Javid called for a royal commission into the model of the NHS and has previously suggested patients should be charged to see a GP. He argued the NHS was “frozen in time” and an inquiry was needed to compare it with models used in comparable countries.
But Blair’s call for “brave political leadership” — supplemented by Javid’s pronouncements — has not, it seems, been answered. There has already been some significant pushback on Blair’s proposals from both the Labour and Conservative parties. Indeed, in a piece for the Times, health secretary Steve Barclay maintains that the Conservatives are “fully committed” to keeping the service free at the point of care.
Health secretary Steve Barclay has insisted the NHS can prosper without a dramatic overhaul, insisting it needs “constant evolution, not a big bang moment”.

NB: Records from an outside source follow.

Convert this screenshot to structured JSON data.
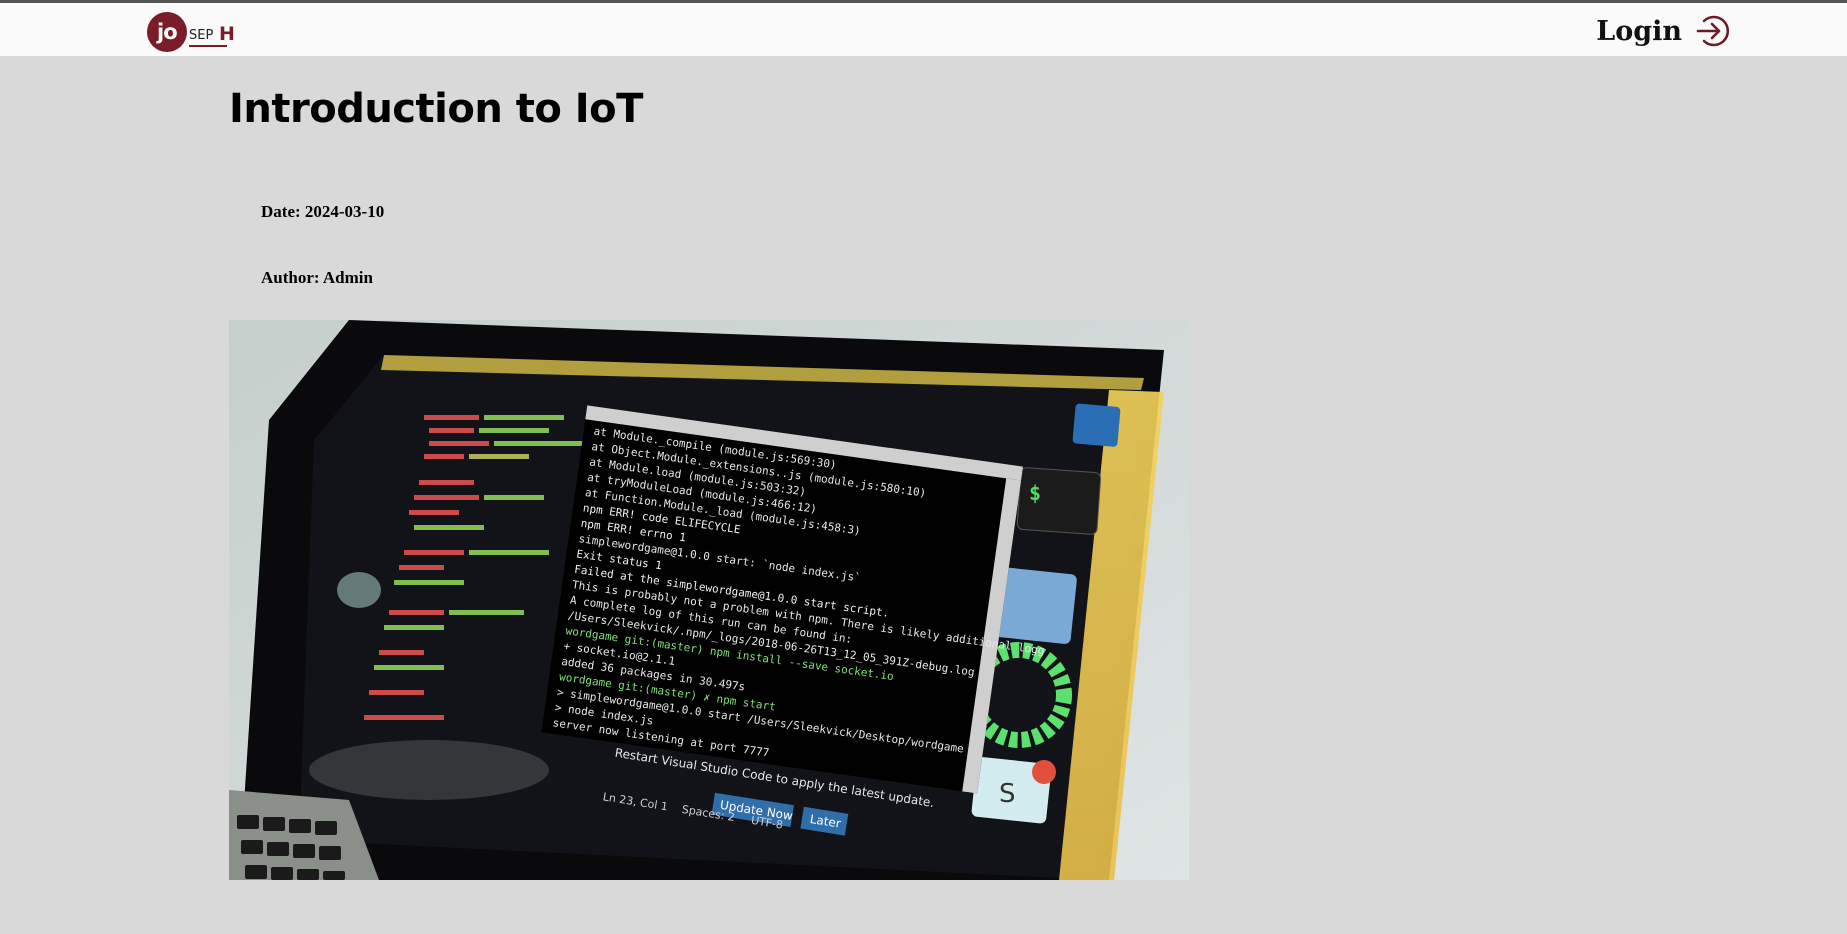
{
  "header": {
    "logo": {
      "part_jo": "jo",
      "part_sep": "SEP",
      "part_h": "H",
      "brand_color": "#7a1c2a"
    },
    "login_label": "Login",
    "login_icon": "login-arrow-circle-icon"
  },
  "article": {
    "title": "Introduction to IoT",
    "date_text": "Date: 2024-03-10",
    "author_text": "Author: Admin",
    "image": {
      "subject": "laptop-with-code-editor",
      "code_lines": [
        "at Module._compile (module.js:569:30)",
        "at Object.Module._extensions..js (module.js:580:10)",
        "at Module.load (module.js:503:32)",
        "at tryModuleLoad (module.js:466:12)",
        "at Function.Module._load (module.js:458:3)",
        "npm ERR! code ELIFECYCLE",
        "npm ERR! errno 1",
        "simplewordgame@1.0.0 start: `node index.js`",
        "Exit status 1",
        "Failed at the simplewordgame@1.0.0 start script.",
        "This is probably not a problem with npm. There is likely additional logg",
        "A complete log of this run can be found in:",
        "/Users/Sleekvick/.npm/_logs/2018-06-26T13_12_05_391Z-debug.log",
        "wordgame git:(master) npm install --save socket.io",
        "+ socket.io@2.1.1",
        "added 36 packages in 30.497s",
        "wordgame git:(master) ✗ npm start",
        "> simplewordgame@1.0.0 start /Users/Sleekvick/Desktop/wordgame",
        "> node index.js",
        "server now listening at port 7777"
      ],
      "notification": "Restart Visual Studio Code to apply the latest update.",
      "update_button": "Update Now",
      "later_button": "Later",
      "status_position": "Ln 23, Col 1",
      "status_spaces": "Spaces: 2",
      "status_encoding": "UTF-8"
    }
  }
}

Brushing off calls from Javid and Blair, he explains: “It is important the NHS changes and adapts in response to this, and improving technology and medical advancements, but this requires constant evolution — not a big bang moment.”
Barclay instead boasts the government’s workforce plan, which is backed by over £2.4 billion and sets out how the government seeks to address existing vacancies and recruit and retain hundreds of thousands more staff over the next 15 years.
Perhaps more pertinently, shadow health secretary Wes Streeting has said he “does not agree” with Blair’s suggestion that some people should be able to pay to use NHS services. The shadow health secretary said the UK “already has a two-tier system”, adding that “people who can afford it are paying to go private and those who can’t are being left behind”.
But “Change is never easy”, as Blair said in his institute’s report.